To perform a valid update, we must “raise the index” of the gradient to transform it into a contravariant vector. This is done using the inverse metric tensor $G^{ij}$ (which in this case is the inverse Fisher Information Matrix $\mathbf{F}^{-1}$):
\[(\tilde{\nabla} \mathcal{L})^i = \sum_j G^{ij} (\nabla \mathcal{L})_j\]Now both the update direction and the parameter vector have upper indices, making the update geometrically consistent:
\[\theta^{i}_{new} = \theta^{i}_{old} - \eta \sum_j G^{ij} \frac{\partial \mathcal{L}}{\partial \theta^j}\]This is exactly the definition of the Natural Gradient update.

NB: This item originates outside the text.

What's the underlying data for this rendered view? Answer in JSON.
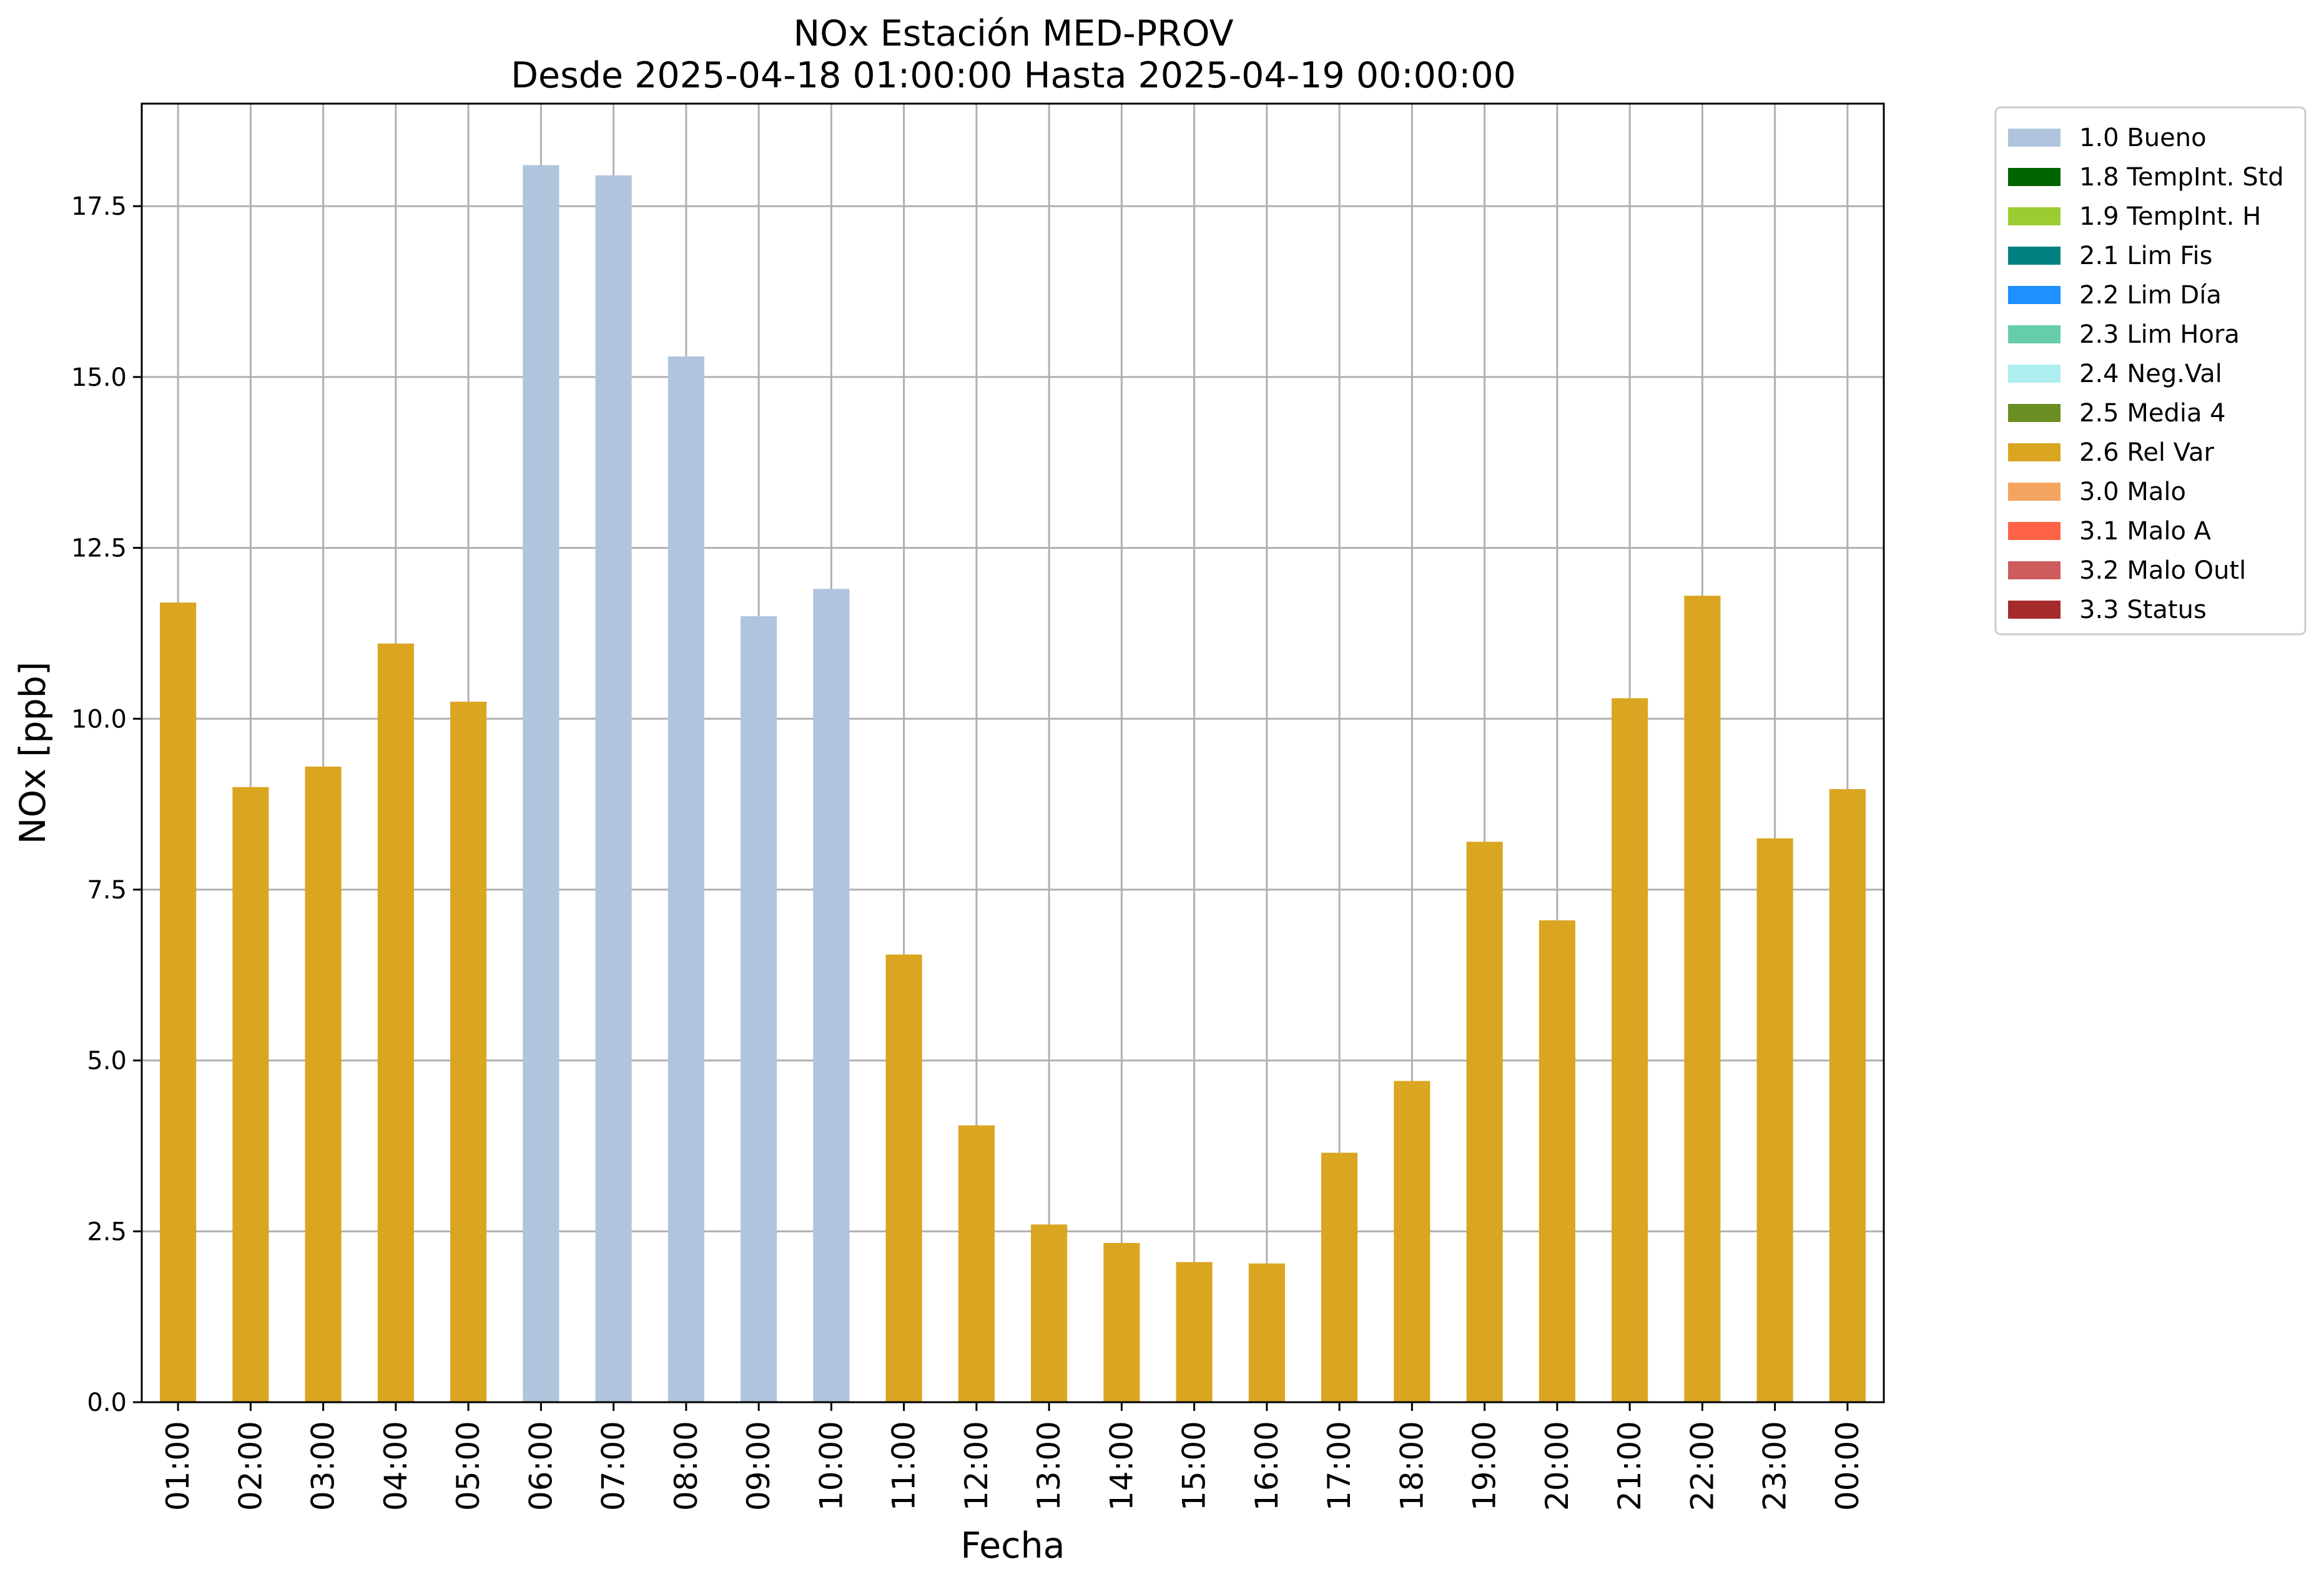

Why Natural Gradient Works
By premultiplying the gradient by the inverse Fisher Information Matrix $\mathbf{F}^{-1}$, natural gradient descent effectively transforms the covariant gradient into a contravariant, Riemannian gradient:
\[\tilde{\nabla} \mathcal{L} = \mathbf{F}^{-1} \nabla \mathcal{L}\]This vector points in the direction of steepest descent with respect to the KL divergence (the intrinsic distance on the manifold), rather than Euclidean distance. This accounts for the local geometry of the probability distributions, correcting for cases where a small change in parameters leads to a large change in the distribution (high curvature/Fisher information).
This approach is closely related to Newton’s Method, a second-order optimization technique that updates parameters using the inverse Hessian $\mathbf{H}^{-1}$:
\[\theta_{t+1} = \theta_t - \eta \mathbf{H}^{-1} \nabla \mathcal{L}\]In many log-likelihood problems, the Fisher Information Matrix approaches the Hessian of the loss function (or they are identical in expectation, via Bartlett’s identity). Therefore, Natural Gradient Descent can be viewed as a second-order method that uses the Fisher Information as a curvature proxy for the Hessian, often providing faster convergence than first-order methods without the instability or computational cost of the exact Hessian.
Connection to Adam and Adaptive Methods
Adaptive optimization algorithms like Adam and RMSProp can be interpreted as approximating the Natural Gradient update using a diagonal approximation of the Fisher Information Matrix.
Recall that the Fisher Information Matrix is the expected outer product of the gradients:
\[\mathbf{F} = \mathbb{E}[\nabla \log p(x\mid\theta) \nabla \log p(x\mid\theta)^\top]\]If we approximate this expectation with an exponential moving average of squared gradients (as done in RMSProp and Adam), and further constrain $\mathbf{F}$ to be a diagonal matrix, we get:
\[\mathbf{F}_{\text{diag}} \approx \text{diag}(\mathbb{E}[(\nabla_\theta \mathcal{L})^2])\]The natural gradient update with this diagonal approximation would be:
\[\Delta \theta \propto -\mathbf{F}_{\text{diag}}^{-1} \nabla_\theta \mathcal{L} = -\frac{\nabla_\theta \mathcal{L}}{\mathbb{E}[(\nabla_\theta \mathcal{L})^2]}\]However, Adam uses the square root of this diagonal approximation in the denominator:
\[\theta_{t+1} = \theta_t - \frac{\eta}{\sqrt{v_t} + \epsilon} m_t\]where $v_t$ is the exponential moving average of squared gradients (approximating $\text{diag}(\mathbf{F})$) and $m_t$ is the momentum.
Thus, Adam can be viewed as a “softened” diagonal Natural Gradient method. By using the square root, Adam scales updates based on the magnitude (standard deviation) of the gradients rather than the variance, which provides better numerical stability and scaling properties in practice.
References
- Amari, S. (1998). Natural Gradient Works Efficiently in Learning. Neural Computation.